I often think we may need a similar shock to happen in the storage industry. No storage vendor will ever spontaneously mention data loss, even though in terms of reality it’s right up there with death and taxes. It will happen, period. There are just two things about it that we can influence to a certain extent: probability and size, which are simply two sides of the same coin.
Now strangely enough, people really only seem concerned with the former of the two: probability of “something” happening. As in the question: “in your storage system, how many simultaneous disk failures can you afford before you sustain any data loss?”. An interesting question indeed, as it totally disregards the other question of **exactly how much** data you lose when you do.
For example, take a file system on a RAID configuration consisting of 5 drives plus 1 parity drive. Can take any single disk failure without data loss, with just 20% overhead. Nice.

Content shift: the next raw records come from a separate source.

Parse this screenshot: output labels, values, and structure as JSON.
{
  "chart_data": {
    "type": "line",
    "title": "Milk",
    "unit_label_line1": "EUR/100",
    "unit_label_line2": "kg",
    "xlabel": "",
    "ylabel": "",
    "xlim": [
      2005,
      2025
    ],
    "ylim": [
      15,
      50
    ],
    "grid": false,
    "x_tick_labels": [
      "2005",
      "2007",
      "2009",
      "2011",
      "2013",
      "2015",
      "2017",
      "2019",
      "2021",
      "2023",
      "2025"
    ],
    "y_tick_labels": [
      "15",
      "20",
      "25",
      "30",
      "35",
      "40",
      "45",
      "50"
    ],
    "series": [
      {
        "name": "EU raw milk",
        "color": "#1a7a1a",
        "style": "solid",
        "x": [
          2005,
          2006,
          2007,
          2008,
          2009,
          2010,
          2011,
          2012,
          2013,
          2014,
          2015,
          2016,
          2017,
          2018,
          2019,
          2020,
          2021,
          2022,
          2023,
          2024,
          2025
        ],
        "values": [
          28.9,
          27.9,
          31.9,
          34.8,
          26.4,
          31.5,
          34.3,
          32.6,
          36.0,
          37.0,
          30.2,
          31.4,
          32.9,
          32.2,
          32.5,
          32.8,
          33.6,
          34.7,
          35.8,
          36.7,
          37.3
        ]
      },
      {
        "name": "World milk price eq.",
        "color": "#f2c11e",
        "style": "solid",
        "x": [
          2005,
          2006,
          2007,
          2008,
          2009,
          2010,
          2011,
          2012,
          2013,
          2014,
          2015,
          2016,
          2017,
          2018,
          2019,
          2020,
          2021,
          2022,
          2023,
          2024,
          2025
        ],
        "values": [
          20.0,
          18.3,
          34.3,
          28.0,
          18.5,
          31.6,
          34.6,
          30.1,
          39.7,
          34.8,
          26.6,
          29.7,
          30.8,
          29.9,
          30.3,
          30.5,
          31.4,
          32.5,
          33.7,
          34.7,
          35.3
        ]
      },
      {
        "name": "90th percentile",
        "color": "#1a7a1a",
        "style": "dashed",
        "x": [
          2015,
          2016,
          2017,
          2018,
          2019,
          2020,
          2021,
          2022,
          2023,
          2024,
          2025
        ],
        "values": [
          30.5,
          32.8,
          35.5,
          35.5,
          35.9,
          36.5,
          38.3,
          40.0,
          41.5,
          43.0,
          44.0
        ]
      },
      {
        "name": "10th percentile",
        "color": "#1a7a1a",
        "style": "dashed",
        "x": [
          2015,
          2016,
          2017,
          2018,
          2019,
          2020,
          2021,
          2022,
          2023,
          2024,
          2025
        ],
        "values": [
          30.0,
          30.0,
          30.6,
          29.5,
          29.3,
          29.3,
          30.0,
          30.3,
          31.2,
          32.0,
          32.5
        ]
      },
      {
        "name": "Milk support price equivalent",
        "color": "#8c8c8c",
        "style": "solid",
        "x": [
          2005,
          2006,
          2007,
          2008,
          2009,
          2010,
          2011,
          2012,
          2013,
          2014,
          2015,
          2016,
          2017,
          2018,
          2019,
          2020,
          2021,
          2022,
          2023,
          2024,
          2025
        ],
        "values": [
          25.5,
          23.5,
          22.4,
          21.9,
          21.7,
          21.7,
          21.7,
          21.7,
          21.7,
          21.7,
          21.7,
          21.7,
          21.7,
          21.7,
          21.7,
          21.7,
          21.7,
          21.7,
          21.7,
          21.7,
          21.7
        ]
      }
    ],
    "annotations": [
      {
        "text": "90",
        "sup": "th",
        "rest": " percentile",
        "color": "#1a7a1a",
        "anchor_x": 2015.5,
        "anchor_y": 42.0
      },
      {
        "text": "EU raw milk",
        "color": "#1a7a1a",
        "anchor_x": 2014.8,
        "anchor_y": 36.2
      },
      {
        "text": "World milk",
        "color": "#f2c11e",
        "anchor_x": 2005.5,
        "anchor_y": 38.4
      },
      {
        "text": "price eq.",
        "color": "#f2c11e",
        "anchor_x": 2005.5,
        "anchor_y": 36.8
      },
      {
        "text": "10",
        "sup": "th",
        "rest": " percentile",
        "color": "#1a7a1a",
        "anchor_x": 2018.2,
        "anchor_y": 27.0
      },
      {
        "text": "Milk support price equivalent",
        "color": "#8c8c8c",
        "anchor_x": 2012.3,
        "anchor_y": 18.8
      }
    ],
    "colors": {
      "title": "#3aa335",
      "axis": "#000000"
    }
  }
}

Except: lose another drive during recovery and you just lost everything. 100%. Bet you knew already.
Now consider this: use the same drives in a CAStor object storage cluster configuration, and specify two replicas for each object stored. Contrary to popular belief, you’ll be able to store about the same (!) net amount of data ( because of CAStor’s avoidance of filesystem related overhead at multiple levels – details in our white paper at http://goo.gl/4F9Bb ). Lose a drive. No sweat, no data loss. Lose a second drive during recovery. Oops. Data loss. But how much? Less than 3.3% of the objects. 1.7% on average (*). Whole objects, not fragments. While the integrity of the remaining objects remains unaffected and guaranteed.
Summarizing: same disks, same events. First question: data loss? Yes, in both cases. Second question: how much? 100% in one, 1.7% in the other.
So now, how many disks can you afford to lose? Make sure you ask the second question.
– Paul
(*) It’s easy to compute: 2 replicas of each object, spread over 6 drives, with replicas of the same object always on different drives. Have one drive fail. Now one sixth of the objects are at risk i.e., without replica. Now have another drive fail: one fifth of the aforementioned objects will be affected and have no replicas left – a data loss of one fifth of a sixth i.e., 3.33%. That latter value is a maximum that is only valid if both failures happen at exactly the same moment. If they don’t, some recovery will already have taken place. That sliding window effect reduces the average loss to half of the maximum i.e. 1.67%.
BTW, if computing data loss probabilities triggers that funny feeling in your stomach, please remember that CAStor will gladly maintain 3, 4 or more replicas, selectable on a per object basis and automatically varying over the life cycle of the object. Hey, your choice.